Chiamatemi Ismaele
È l’incipit fulminante per antonomasia: due sole parole, un appello. Se voi, Lettori, così chiamerete il Narrante, entrando in una confidenza ineluttabile, si schiuderà ai vostri occhi una vicenda tragica e straordinaria di ossessione e resistenza, di coraggio e tenacia, di un tentativo superbo dell’Uomo di soggiogare Natura e Destino.
Con la dichiarazione del narratore dal nome biblico prende l’abbrivio un capolavoro della letteratura di tutti i tempi, più citato che letto nella sua interezza, Moby Dick di Herman Melville.
Un libro che ebbe inspiegabilmente un’accoglienza miope e fallimentare alla sua uscita nel 1851 quando fu bollato come indigeribile pastiche tra il saggio, l’epico, il romanzo marinaresco e di formazione, il pamphlet filosofico carico di riferimenti ad altre opere e a tratti perfino ironico, di un’ironia che non alleggerisce.
Vendette poco più di tremila copie, Moby Dick, e segnò il fallimento, quasi la fine della carriera del suo autore che non riuscì più a scrivere nulla di tale portata.
Ci vorranno più di settant’anni e un’opera di recupero di scrittori generosi – tra cui D. H. Lawrence -perché Moby Dick venga rivalutato come “epopea epica” e “opera enciclopedica”, aprendosi a un successo straordinario e consolidando Melville tra i dodici creatori del Canone americano indicato da Harold Bloom.
Ismaele è l’unico sopravvissuto – ma non è il protagonista centrale – della vicenda, e come l’Ancient Mariner di Coleridge racconta sulla spinta di un’urgenza: deve narrare ciò che è successo dopo che si è imbarcato sulla baleniera del capitano Achab e si è spinto ad affrontare le acque, gli abissi, i suoi per primi, e la balena bianca del mito, enorme mostro marino con cui Achab ha un conto aperto perché sfuggendogli lo ha menomato, tranciandogli una gamba. È la vicenda di questo capitano e quella di tutti i suoi marinai e ramponieri la storia che riporta Ismaele respinto dalle onde, novello Mosè riportato alla vita sulla bara coperta di magici segni di Queequeg, uno dei compagni nella missione, sorta di Buon Selvaggio.

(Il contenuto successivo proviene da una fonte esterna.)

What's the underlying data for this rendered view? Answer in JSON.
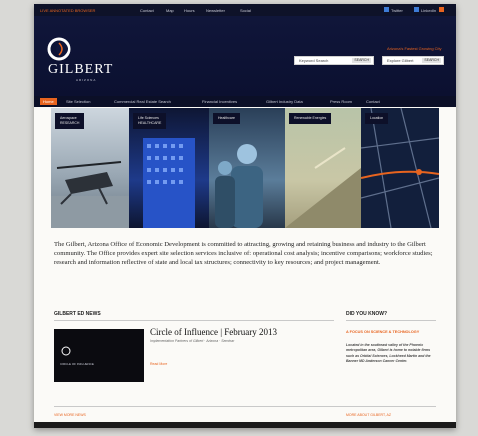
{
  "topbar": {
    "left_link": "LIVE ANNOTATED BROWSER",
    "middle_links": [
      "Contact",
      "Map",
      "Hours",
      "Newsletter",
      "Social"
    ],
    "right_links": [
      "Twitter",
      "LinkedIn",
      "RSS"
    ]
  },
  "logo": {
    "name": "GILBERT",
    "sub": "ARIZONA"
  },
  "header": {
    "tagline": "Arizona's Fastest Growing City",
    "search_left": {
      "placeholder": "Keyword Search",
      "button": "SEARCH"
    },
    "search_right": {
      "placeholder": "Explore Gilbert",
      "button": "SEARCH"
    }
  },
  "nav": {
    "items": [
      "Home",
      "Site Selection",
      "Commercial Real Estate Search",
      "Financial Incentives",
      "Gilbert Industry Data",
      "Press Room",
      "Contact"
    ]
  },
  "hero": {
    "panels": [
      {
        "label": "Aerospace\nRESEARCH"
      },
      {
        "label": "Life Sciences\nHEALTHCARE"
      },
      {
        "label": "Healthcare"
      },
      {
        "label": "Renewable Energies"
      },
      {
        "label": "Location"
      }
    ]
  },
  "intro": {
    "text": "The Gilbert, Arizona Office of Economic Development is committed to attracting, growing and retaining business and industry to the Gilbert community. The Office provides expert site selection services inclusive of: operational cost analysis; incentive comparisons; workforce studies; research and information reflective of state and local tax structures; connectivity to key resources; and project management."
  },
  "news": {
    "heading": "GILBERT ED NEWS",
    "title": "Circle of Influence | February 2013",
    "meta": "Implementation Partners of Gilbert · Arizona · Seminar",
    "more": "Read More",
    "thumb_label": "CIRCLE OF INFLUENCE"
  },
  "dyk": {
    "heading": "DID YOU KNOW?",
    "subhead": "A FOCUS ON SCIENCE & TECHNOLOGY",
    "body": "Located in the southeast valley of the Phoenix metropolitan area, Gilbert is home to notable firms such as Orbital Sciences, Lockheed Martin and the Banner MD Anderson Cancer Center."
  },
  "footer": {
    "left": "VIEW MORE NEWS",
    "right": "MORE ABOUT GILBERT, AZ"
  },
  "colors": {
    "navy": "#0e1229",
    "accent": "#e8641f"
  }
}
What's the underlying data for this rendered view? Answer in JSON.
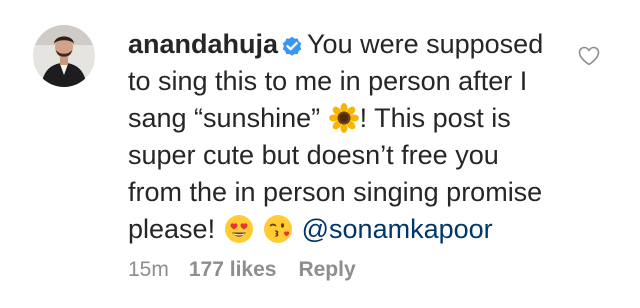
{
  "comment": {
    "username": "anandahuja",
    "verified_icon": "verified-badge-icon",
    "text_line1": "You were supposed",
    "text_line2": "to sing this to me in person after I",
    "text_line3_pre": "sang “sunshine”",
    "text_line3_post": "! This post is",
    "text_line4": "super cute but doesn’t free you",
    "text_line5": "from the in person singing promise",
    "text_line6": "please!",
    "mention": "@sonamkapoor",
    "emojis": [
      "sunflower-emoji",
      "heart-eyes-emoji",
      "kissing-face-emoji"
    ]
  },
  "meta": {
    "time": "15m",
    "likes": "177 likes",
    "reply": "Reply"
  },
  "colors": {
    "text": "#262626",
    "meta": "#8e8e8e",
    "mention": "#00376b",
    "verified": "#3897f0"
  }
}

Condannato al racconto, carico di dolore, allegoria egli stesso, Ismaele si fa voce delle battaglie di Achab fin dalla partenza obbligata dal porto, che è pietoso; [perché] nel porto v’è la sicurezza. La comodità, la lastra di pietra del focolare, la cena, le coperte calde, gli amici, tutto ciò che è benigno alla debolezza della nostra condizione umana. Ma il porto, la terra, costituiscono il pericolo più tremendo per quella nave; essa deve rifuggire ogni ospitalità, e per assecondare la sete di vendetta e di conoscenza deve riguadagnare tutta l’assenza di terra dell’infuriato mare.
È figura epica e gigantesca, Achab, dominata da un desiderio sovrumano, il delirio di onnipotenza nel voler possedere e travalicare – tramite la sua uccisione – quella sua ossessione, il capodoglio da annientare, simbolo di potenza e del Male, un Male qui di inatteso biancore assoluto.
La sua lotta disperata nel libro – contrariamente alle versioni cinematografiche – la compirà quasi interamente dal chiuso della sua cabina: un luogo asfissiante, scabro e essenziale (Achab ha rinunciato a tutti gli agi, è celeberrima la scena in cui getta in mare da subito la pipa, suo solo conforto) e i pensieri si potenziano comprimendosi su un unico obiettivo che il lettore percepisce impossibile fin dalla prima giornata di caccia, il sopprimere l’indifferente animale dalla potenza delle profondità: tranquilla, fascinosamente tranquilla tu nuoti, oh, balena! Tu nuoti per tutti quelli che ti vedono per la prima volta, non importa quanti tu abbia in quello stesso modo giocati e distrutti prima. Tutto ciò, si percepisce, si ripeterà, e il gioco e la distruzione.
Moby Dick venne tradotto in Italia in diverse edizioni: la più nota rimane quella coraggiosa di Cesare Pavese per Frassinelli (1932), un lavoro che gli costò un corpo a corpo durato anni nella resa degli echi shakespeariane, miltoniani e di una lingua ricchissima che passa dal tecnicismo marinaresco stretto alla musicalità del poema in prosa. Nella sua o nelle altre edizioni svecchiate – di Massimo Bacigalupo o di Ottavio Fatica, per citarne solo un paio – rimane un caposaldo irrinunciabile, a tratti struggente, come nell’ultima orazione di Achab, pagina disperata e tragica, invettiva urlata prima di gettare il lancione nel fianco della balena, solo ora definitivamente voltando la schiena al sole.